Il camorrista pentito Carmine Alfieri mi raccontò che già negli anni 80 a ogni
elezione aveva la fila di politici di tutti i colori alla sua porta per
offrirgli favori in cambio di voti, e lui selezionava e appoggiava chi più gli
conveniva. Oggi la vera svolta è il salto della mediazione: le mafie mandano in
Parlamento e nelle istituzioni i loro uomini, le loro proiezioni.
E i partiti, ricorda Davigo, non fanno il repulisti al
proprio interno sulla base dei fatti emersi dalle indagini. Questo è il vero problema. A chi ci
obietta che non siamo i depositari dell’etica pubblica perchè anche tra noi ci
sono corrotti e collusi, rispondo che certo, nessuno è immune: ma noi non
aspettiamo che un magistrato colluso venga condannato in Cassazione per
rimuoverlo. C’è un giudizio etico-deontologico che in politica non esiste: si
delega tutto alle sentenze definitive, come se certi fatti non fossero
abbastanza gravi e chiari per fare pulizia subito. L’autonomia del politico dal
giudiziario passa proprio di qui.
Renzi e altri invocano la presunzione di innocenza. Ma che c’entra? Come dice Davigo,
quella è un fatto tecnico del processo che impedisce di considerare colpevole
chi non ha condanne definitiva. Ma non impedisce di mandare a casa chi fa cose
gravi, anche se non sono reati.
L’inchiesta di Potenza, coordinata dalla sua Dna, è
stata attaccata dal premier perchè avrebbe trascritto intercettazioni su
gossip, pettegolezzi, fatti privati. Non posso entrare nel merito perchè un nostro pm è
applicato all’indagine. Ma tutto è stato fatto nel pieno rispetto della legge
vigente.
Ecco, ce la spiega? Il pm è responsabile delle intercettazioni che fa
trascrivere o meno dalla polizia e che inserisce o meno nelle ordinanze. In
base al principio-cardine sancito dall’art. 268 Cpp: negli atti vanno le
intercettazioni “che non appaiano manifestamente irrilevanti”. Poi il Gip,
nell’udienza-filtro, in base allo stesso principio decide cosa stralciare e
lasciare. E alla luce degl’interessi non solo del pm, ma pure dell’indagato:
ciò che è irrilevante per l’accusa può essere rilevante per la difesa.

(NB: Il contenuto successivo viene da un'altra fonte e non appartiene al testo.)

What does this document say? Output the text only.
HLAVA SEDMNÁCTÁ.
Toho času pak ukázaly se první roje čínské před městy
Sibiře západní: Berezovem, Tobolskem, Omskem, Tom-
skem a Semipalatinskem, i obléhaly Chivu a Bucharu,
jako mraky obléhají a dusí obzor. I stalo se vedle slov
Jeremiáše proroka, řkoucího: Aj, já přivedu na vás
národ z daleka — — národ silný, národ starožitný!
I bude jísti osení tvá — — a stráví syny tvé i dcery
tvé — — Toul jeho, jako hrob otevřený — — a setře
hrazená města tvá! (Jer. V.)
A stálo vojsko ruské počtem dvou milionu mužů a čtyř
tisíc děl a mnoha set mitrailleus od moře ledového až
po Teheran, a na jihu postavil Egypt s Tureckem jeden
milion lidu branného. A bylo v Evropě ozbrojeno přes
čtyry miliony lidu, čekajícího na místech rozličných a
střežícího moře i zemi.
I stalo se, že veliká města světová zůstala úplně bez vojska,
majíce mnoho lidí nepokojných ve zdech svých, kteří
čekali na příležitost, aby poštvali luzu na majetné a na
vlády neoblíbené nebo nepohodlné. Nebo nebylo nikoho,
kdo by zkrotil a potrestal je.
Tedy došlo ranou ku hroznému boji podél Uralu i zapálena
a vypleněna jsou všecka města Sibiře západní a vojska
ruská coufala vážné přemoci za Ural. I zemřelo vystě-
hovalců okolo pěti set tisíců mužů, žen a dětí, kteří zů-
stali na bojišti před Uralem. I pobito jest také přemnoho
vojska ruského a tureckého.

Per Davigo non occorre riformare le intercettazioni. Totalmente d’accordo. La disciplina
va benissimo così. C’è il controllo del pm, del difensore e del giudice. E se
un giornalista diffama o viola la privacy, è già punibile. Ma se racconta
intercettazioni depositate, desegretate, non manifestamente irrilevanti per le
parti e di interesse pubblico, perchè impedirglielo?

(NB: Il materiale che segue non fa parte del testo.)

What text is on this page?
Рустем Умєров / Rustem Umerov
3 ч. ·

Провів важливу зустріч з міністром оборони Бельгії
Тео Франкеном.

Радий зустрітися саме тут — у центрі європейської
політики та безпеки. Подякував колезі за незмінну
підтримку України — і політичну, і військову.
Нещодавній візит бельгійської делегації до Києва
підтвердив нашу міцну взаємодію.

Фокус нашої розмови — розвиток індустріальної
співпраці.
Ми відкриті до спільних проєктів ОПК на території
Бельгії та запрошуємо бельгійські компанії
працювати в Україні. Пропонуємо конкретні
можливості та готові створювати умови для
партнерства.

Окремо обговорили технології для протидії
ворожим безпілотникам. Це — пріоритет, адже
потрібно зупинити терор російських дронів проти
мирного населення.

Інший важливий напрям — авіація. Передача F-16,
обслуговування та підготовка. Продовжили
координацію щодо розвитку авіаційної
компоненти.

Ora qualcuno intimerà anche a lei di parlare solo con
le sentenze. Già, tanto
non le legge nessuno… È un’ipocrisia per levarci il diritto di parola. Io
invece penso che i magistrati dirigenti, oltre ovviamente ai rappresentanti
dell’Anm, non solo possono, ma devono informare i cittadini.

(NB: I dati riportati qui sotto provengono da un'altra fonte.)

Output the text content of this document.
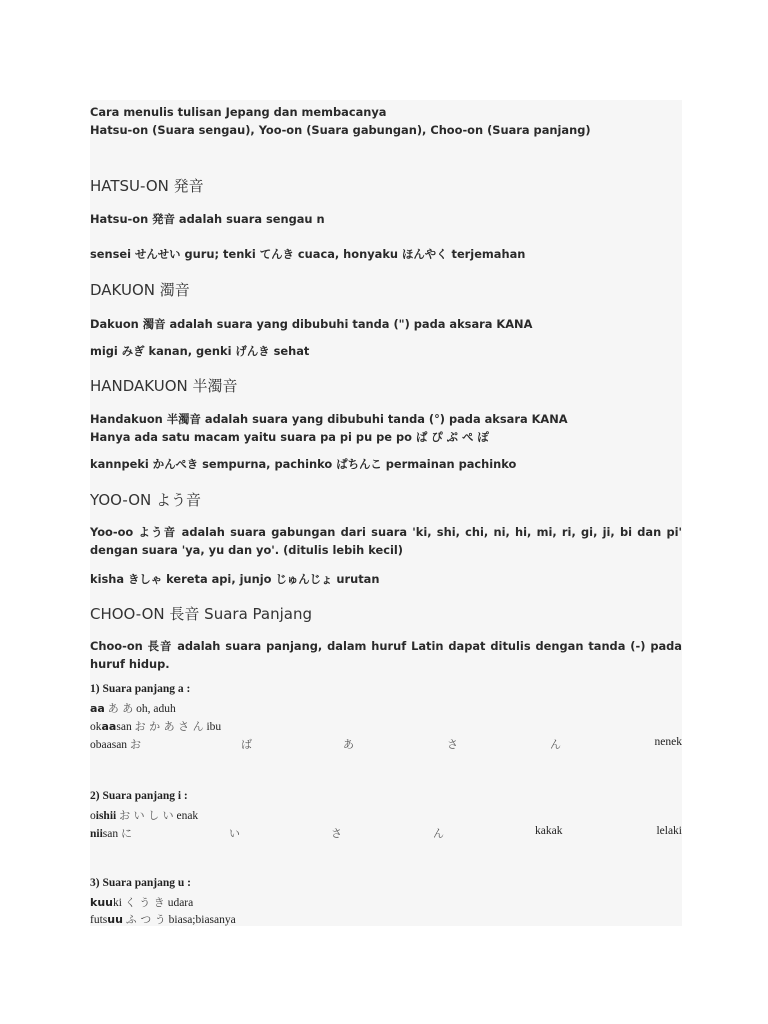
Cara menulis tulisan Jepang dan membacanya
Hatsu-on (Suara sengau), Yoo-on (Suara gabungan), Choo-on (Suara panjang)
HATSU-ON 発音
Hatsu-on 発音 adalah suara sengau n
sensei せんせい guru; tenki てんき cuaca, honyaku ほんやく terjemahan
DAKUON 濁音
Dakuon 濁音 adalah suara yang dibubuhi tanda (") pada aksara KANA
migi みぎ kanan, genki げんき sehat
HANDAKUON 半濁音
Handakuon 半濁音 adalah suara yang dibubuhi tanda (°) pada aksara KANA
Hanya ada satu macam yaitu suara pa pi pu pe po ぱ ぴ ぷ ぺ ぽ
kannpeki かんぺき sempurna, pachinko ぱちんこ permainan pachinko
YOO-ON よう音
Yoo-oo よう音 adalah suara gabungan dari suara 'ki, shi, chi, ni, hi, mi, ri, gi, ji, bi dan pi' dengan suara 'ya, yu dan yo'. (ditulis lebih kecil)
kisha きしゃ kereta api, junjo じゅんじょ urutan
CHOO-ON 長音 Suara Panjang
Choo-on 長音 adalah suara panjang, dalam huruf Latin dapat ditulis dengan tanda (-) pada huruf hidup.
1) Suara panjang a :
aa あ あ oh, aduh
okaasan お か あ さ ん ibu
obaasan お	ば	あ	さ	ん	nenek
2) Suara panjang i :
oishii お い し い enak
niisan に	い	さ	ん	kakak	lelaki
3) Suara panjang u :
kuuki く う き udara
futsuu ふ つ う biasa;biasanya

C’è una guerra tra magistrati e politici? Ma quale guerra. Io vengo
continuamente interpellato dal Parlamento e dal ministro Orlando. C’è un
dialogo costante. Parliamo di prescrizione, di corruzione (la riforma appena
fatta è troppo blanda: mancano gli agenti sotto copertura), Codice antimafia,
Agenzia dei beni confiscati. A parole sono sempre tutti d’accordo. Poi però
quelle riforme non arrivano mai. Perchè?